Sentenza Sentenza Cassazione Civile n. 7100 del 12/03/2021

Cassazione civile sez. I, 12/03/2021, (ud. 17/12/2020, dep. 12/03/2021), n.7100

LA CORTE SUPREMA DI CASSAZIONE

SEZIONE PRIMA CIVILE

Composta dagli Ill.mi Sigg.ri Magistrati:

Dott. CAMPANILE Pietro – Presidente –

Dott. MELONI Marina – Consigliere –

Dott. PARISE Clotilde – Consigliere –

Dott. TRICOMI Irene – Consigliere –

Dott. CARADONNA Lunella – rel. Consigliere –

ha pronunciato la seguente:

ORDINANZA

sul ricorso n. 14563/2019 proposto da:

I.M.K., rappresentato e difeso dall’Avv. Maurizio Sottile,

come da procura speciale in calce al ricorso per cassazione;

– ricorrente –

contro

Ministero dell’Interno, in persona del Ministro in carica,

domiciliato ex lege in Roma, Via dei Portoghesi, 12, presso gli

uffici dell’Avvocatura Generale dello Stato;

– intimato –

avverso il decreto n. 725/2019 del Tribunale di CAMPOBASSO,

pubblicato il 5 aprile 2019;

udita la relazione della causa svolta nella camera di consiglio del

17/12/2020 dal consigliere Dott. Lunella Caradonna.

 

Fatto

RILEVATO

CHE:

1. Con decreto del 5 aprile 2019, il Tribunale di Campobasso ha rigettato il ricorso proposto da I.M.K., cittadino nato in (OMISSIS), avverso il provvedimento negativo della Commissione territoriale per il riconoscimento della protezione internazionale.

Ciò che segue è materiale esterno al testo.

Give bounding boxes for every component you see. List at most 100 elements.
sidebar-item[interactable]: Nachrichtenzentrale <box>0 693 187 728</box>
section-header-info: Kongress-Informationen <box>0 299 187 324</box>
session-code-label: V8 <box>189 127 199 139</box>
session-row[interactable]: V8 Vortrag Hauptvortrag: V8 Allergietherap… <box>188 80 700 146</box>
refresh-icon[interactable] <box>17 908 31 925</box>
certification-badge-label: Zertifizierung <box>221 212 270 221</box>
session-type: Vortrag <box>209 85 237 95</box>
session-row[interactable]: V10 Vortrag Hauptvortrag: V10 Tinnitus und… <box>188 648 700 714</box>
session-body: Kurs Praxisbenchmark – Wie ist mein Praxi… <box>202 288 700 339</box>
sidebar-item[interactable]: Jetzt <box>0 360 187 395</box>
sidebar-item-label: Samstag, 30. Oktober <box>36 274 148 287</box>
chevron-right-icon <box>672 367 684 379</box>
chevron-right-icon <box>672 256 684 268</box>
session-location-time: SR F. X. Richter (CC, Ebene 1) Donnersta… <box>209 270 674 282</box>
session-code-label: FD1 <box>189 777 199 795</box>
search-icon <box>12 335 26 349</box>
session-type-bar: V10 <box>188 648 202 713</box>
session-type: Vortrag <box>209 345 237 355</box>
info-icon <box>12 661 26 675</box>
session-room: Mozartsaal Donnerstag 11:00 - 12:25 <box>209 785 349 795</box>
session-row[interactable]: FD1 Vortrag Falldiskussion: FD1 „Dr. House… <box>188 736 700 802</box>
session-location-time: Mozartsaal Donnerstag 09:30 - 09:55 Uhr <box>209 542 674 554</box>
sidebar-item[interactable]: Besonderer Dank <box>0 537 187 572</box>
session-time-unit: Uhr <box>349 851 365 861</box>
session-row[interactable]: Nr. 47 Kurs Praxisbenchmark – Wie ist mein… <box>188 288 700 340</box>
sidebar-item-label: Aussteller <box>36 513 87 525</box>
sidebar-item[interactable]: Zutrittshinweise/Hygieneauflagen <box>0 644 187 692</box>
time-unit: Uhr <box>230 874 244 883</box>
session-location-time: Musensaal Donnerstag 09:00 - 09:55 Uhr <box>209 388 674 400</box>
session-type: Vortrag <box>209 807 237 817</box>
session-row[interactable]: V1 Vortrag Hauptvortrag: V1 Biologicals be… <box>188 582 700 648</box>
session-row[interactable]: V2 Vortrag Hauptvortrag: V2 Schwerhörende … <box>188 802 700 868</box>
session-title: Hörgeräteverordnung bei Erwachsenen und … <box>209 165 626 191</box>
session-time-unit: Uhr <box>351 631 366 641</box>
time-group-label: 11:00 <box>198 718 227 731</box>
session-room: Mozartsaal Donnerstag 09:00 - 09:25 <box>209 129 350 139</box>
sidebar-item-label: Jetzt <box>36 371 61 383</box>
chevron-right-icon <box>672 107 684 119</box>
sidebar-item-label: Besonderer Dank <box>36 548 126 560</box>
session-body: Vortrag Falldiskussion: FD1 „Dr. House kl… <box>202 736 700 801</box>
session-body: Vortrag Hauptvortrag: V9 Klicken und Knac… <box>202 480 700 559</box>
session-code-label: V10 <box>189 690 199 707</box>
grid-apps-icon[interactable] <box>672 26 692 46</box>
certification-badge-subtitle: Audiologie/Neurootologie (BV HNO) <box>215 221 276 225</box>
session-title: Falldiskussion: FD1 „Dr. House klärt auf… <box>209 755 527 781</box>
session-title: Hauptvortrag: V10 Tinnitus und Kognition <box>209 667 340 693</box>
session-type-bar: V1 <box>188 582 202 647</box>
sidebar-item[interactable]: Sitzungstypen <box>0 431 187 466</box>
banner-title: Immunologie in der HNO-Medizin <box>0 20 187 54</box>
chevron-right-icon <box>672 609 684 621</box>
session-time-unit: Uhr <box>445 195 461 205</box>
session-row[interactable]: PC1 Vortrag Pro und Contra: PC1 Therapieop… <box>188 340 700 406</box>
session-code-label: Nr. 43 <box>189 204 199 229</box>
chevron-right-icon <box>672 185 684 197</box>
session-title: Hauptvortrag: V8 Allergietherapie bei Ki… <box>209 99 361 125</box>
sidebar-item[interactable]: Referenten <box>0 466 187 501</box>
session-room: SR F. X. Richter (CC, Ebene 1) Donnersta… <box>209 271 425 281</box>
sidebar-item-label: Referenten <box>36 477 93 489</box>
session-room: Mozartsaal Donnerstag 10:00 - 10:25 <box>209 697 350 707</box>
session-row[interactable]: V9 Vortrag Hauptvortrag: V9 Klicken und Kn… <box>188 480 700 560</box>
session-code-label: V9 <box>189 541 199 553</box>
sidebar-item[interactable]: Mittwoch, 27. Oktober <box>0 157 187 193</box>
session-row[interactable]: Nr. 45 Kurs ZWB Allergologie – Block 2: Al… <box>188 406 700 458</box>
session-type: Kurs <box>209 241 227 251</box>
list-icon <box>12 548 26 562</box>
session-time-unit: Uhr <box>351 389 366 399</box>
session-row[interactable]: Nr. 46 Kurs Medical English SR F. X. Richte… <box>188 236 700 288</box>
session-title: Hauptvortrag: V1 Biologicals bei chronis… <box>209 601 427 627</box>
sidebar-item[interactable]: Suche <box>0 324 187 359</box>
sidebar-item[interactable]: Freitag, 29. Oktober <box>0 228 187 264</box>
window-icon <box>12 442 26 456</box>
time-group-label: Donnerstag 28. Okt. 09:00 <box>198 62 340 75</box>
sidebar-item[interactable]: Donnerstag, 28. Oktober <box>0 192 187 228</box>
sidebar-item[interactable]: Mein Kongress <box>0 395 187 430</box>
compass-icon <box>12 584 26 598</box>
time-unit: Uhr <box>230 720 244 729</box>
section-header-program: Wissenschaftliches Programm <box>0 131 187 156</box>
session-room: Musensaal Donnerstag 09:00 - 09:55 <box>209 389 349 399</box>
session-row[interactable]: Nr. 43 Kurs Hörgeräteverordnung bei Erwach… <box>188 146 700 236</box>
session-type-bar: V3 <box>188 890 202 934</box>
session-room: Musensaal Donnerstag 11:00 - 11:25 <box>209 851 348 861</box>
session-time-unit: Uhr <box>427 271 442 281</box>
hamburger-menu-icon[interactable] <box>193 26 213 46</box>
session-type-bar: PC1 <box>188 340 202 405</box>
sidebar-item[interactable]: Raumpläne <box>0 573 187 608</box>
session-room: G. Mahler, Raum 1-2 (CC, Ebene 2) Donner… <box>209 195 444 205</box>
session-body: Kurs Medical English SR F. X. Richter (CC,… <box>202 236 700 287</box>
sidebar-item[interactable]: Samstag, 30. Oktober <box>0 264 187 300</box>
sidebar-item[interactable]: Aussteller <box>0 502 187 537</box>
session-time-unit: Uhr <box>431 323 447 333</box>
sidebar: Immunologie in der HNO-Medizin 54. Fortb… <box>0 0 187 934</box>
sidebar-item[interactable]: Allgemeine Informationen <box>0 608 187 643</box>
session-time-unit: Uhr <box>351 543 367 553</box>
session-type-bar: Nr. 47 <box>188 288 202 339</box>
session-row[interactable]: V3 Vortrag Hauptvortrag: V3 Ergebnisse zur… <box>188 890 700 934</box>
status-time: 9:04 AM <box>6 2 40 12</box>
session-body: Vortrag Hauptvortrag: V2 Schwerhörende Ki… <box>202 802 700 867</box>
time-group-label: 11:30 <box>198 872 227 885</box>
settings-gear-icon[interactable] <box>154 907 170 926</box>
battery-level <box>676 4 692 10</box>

2. Il richiedente ha dichiarato di avere lasciato il proprio paese di origine per le minacce subite dai creditori, dai quali aveva ricevuto delle somme per aprire una cartolibreria, che non era riuscito a restituire; che egli aveva lasciato il paese per lavorare e guadagnare le somme sufficienti per vivere una vita tranquilla e dignitosa e che il padre continuava a subire le minacce da parte dei creditori avendogli fatto da garante.

3. Il Tribunale ha ritenuto che i fatti esposti, pur credibili, erano di natura privata ed economica; che andava respinta anche la richiesta di protezione sussidiaria fondata sulla sola provenienza geografica dell’istante; anche la protezione umanitaria non poteva essere accolta perchè il timore per la propria incolumità in caso di rientro in patria era del tutto astratto e congetturale, tenuto conto che era legato a prestiti contratti molti anni addietro e che non erano state intraprese dai creditori iniziative tali da fare concretamente temere ritorsioni; il ricorrente, inoltre, non aveva evidenziato legali familiari in Italia, nè aveva manifestato patologie da curare necessariamente in Italia.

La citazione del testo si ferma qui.